Showing posts with label Millard Lampell. Show all posts
Showing posts with label Millard Lampell. Show all posts

10 April 2016

'A Walk in the Sun' and Earl Robinson

Several years ago, I posted an LP split between leftist balladeers Earl Robinson and Tony Kraber. That Mercury album reissued 78s made for the Keynote label earlier in the 1940s.

Robinson
Today we return to Robinson's 40s output in the form of one of the most unusual soundtrack albums ever released. It collates the songs that Robinson composed for Lewis Milestone's harrowing 1945 war film, A Walk in the Sun, which follows a platoon of U.S. soldiers during and after the 1943 invasion of Italy at Salerno. The words by Millard Lampell comment on the action.

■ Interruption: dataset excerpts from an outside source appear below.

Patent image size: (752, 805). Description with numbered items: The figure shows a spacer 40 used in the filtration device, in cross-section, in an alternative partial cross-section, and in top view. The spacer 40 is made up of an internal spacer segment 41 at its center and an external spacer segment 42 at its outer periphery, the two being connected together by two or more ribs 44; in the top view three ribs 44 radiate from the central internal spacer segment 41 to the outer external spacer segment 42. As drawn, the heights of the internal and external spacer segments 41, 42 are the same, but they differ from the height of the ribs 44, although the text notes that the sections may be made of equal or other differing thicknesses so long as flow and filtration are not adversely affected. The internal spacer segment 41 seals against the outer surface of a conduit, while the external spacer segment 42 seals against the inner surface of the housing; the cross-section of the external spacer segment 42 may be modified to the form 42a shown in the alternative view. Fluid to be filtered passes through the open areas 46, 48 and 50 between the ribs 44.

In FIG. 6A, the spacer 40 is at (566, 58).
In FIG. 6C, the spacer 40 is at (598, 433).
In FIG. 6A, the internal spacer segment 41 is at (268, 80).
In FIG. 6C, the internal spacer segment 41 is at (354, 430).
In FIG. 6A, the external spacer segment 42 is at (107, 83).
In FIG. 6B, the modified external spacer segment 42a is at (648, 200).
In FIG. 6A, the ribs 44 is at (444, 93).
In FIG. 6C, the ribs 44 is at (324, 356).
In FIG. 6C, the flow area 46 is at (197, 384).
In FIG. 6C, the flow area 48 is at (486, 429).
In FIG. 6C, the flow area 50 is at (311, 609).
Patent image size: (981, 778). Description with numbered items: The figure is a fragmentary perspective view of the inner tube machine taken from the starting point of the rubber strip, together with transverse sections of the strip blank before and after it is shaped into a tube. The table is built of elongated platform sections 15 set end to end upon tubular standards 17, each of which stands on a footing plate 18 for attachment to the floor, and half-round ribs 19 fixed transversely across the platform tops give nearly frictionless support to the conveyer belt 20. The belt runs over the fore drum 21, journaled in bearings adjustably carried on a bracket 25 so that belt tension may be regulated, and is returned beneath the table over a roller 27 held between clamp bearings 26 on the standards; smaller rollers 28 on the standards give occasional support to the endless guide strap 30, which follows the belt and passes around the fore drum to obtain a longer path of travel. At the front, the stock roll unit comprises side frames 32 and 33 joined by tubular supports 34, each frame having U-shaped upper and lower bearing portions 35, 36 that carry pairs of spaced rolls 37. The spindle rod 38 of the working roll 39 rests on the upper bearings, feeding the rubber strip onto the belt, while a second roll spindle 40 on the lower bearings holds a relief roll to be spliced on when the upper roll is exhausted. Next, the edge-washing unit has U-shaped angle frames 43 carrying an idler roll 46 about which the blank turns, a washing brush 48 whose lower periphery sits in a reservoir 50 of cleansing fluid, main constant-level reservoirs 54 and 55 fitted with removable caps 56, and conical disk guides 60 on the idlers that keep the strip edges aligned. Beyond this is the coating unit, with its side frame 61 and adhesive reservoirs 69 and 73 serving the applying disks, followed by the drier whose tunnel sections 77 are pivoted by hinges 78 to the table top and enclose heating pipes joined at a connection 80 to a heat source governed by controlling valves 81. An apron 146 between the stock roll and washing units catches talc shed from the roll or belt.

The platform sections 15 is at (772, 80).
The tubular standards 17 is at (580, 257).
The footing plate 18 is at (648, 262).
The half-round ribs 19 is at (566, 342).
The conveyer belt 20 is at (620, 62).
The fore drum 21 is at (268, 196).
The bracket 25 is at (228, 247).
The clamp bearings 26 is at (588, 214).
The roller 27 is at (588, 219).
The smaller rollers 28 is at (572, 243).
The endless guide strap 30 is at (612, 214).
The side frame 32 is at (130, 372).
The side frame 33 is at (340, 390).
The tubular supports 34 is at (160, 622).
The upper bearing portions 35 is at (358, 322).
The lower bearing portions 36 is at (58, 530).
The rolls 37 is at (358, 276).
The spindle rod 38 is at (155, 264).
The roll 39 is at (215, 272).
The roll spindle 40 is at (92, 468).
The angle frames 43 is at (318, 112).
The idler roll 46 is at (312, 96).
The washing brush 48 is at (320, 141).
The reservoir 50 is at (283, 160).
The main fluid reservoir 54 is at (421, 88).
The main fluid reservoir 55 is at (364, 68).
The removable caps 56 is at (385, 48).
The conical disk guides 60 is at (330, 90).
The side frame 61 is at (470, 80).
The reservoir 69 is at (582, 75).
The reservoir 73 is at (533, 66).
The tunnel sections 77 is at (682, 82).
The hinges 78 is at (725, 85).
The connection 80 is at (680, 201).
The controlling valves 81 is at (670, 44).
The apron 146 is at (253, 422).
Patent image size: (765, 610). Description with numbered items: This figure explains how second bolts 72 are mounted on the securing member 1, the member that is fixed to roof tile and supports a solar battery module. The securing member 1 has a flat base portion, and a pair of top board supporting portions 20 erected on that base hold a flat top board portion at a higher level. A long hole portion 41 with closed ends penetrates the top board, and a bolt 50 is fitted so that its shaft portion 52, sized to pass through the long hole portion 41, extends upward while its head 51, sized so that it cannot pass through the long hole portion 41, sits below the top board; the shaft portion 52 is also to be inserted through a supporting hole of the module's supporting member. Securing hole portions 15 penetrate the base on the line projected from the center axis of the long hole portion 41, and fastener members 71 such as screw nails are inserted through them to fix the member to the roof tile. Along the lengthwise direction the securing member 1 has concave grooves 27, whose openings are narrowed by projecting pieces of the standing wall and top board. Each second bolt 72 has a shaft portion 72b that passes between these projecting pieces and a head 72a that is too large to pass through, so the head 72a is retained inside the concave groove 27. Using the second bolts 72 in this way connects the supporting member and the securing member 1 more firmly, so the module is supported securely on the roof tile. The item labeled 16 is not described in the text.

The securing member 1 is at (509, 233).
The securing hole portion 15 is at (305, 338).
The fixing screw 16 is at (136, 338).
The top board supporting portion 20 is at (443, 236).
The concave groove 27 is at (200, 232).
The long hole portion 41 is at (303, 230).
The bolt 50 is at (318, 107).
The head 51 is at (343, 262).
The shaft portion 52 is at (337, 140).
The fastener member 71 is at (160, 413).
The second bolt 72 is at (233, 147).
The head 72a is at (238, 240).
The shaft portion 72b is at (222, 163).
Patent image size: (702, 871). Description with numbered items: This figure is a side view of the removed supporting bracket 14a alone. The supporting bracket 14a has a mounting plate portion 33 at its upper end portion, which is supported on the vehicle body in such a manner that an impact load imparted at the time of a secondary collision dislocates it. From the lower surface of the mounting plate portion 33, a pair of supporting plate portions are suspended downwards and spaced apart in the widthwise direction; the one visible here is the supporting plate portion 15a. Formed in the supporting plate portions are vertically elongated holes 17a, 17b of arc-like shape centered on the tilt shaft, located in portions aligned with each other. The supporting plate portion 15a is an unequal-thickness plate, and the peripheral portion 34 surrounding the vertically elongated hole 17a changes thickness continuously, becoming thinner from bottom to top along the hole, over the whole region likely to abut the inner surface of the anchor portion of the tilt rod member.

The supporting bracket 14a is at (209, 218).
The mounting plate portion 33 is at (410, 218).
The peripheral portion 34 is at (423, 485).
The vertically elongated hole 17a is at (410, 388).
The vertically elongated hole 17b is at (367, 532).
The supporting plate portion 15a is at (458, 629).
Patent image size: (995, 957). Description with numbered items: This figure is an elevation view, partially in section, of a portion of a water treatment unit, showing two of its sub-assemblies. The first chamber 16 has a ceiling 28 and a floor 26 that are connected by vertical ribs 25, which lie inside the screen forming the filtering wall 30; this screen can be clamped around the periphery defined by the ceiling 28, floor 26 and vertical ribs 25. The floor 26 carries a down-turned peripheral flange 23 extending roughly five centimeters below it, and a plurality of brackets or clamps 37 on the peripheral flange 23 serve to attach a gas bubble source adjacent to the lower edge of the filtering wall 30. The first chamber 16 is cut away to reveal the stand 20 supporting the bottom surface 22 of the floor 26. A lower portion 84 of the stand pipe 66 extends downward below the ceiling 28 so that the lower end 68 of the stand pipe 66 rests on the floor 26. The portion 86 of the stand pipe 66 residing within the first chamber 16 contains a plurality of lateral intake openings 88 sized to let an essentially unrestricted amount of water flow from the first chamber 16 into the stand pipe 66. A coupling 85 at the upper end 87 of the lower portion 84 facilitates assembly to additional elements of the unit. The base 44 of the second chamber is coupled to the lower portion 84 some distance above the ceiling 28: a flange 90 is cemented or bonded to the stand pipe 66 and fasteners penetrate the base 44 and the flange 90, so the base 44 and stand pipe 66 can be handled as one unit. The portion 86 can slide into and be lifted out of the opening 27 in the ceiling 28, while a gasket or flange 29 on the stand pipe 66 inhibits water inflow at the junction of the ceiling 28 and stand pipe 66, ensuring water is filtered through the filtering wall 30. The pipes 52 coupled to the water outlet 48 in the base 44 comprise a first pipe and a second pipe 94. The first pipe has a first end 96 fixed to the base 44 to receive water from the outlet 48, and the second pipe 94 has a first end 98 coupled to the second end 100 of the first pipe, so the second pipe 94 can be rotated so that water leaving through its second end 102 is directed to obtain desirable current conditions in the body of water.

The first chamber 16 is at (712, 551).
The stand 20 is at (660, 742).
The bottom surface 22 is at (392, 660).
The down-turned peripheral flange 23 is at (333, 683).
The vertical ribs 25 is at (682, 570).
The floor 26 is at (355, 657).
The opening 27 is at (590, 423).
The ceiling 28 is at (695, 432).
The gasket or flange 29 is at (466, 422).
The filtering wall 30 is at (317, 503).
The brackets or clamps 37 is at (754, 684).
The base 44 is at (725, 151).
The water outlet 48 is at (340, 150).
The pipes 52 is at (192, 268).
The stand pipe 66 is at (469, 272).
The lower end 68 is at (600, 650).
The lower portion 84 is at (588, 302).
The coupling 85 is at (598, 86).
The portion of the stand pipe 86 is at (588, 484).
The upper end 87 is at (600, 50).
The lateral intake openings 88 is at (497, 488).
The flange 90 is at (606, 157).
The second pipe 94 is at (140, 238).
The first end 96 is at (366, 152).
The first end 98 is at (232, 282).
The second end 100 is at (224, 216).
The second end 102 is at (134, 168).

Robinson became known for composing "Joe Hill," "The House I Live In," and "Ballad for Americans." Background on him can be found on my earlier post. Lampell was a founding member of the Almanac Singers with Pete Seeger and Lee Hays, an important group that later included Woody Guthrie and recorded for Keynote. Lampell, who had become a screenwriter, was blacklisted in the 1950s, as was Robinson.

The Almanac Singers: Guthrie, Hays, Lampell, Seeger
Strictly speaking, this 78 album on the Asch label is not from the soundtrack; instead it is "songs from the film," with Robinson providing the vocals in place of Kenneth Spencer, who was heard in the film.

The Asch album contains five songs from A Walk in the Sun, with the excellent "Song of the Free Men" the fill-up on the sixth side. The sound is very good.

I have newly remastered the Robinson-Kraber LP I posted earlier. The download now includes cover scans from Kraber's Keynote album, which I recently acquired. The liner notes contain the singer's commentary on each of the songs.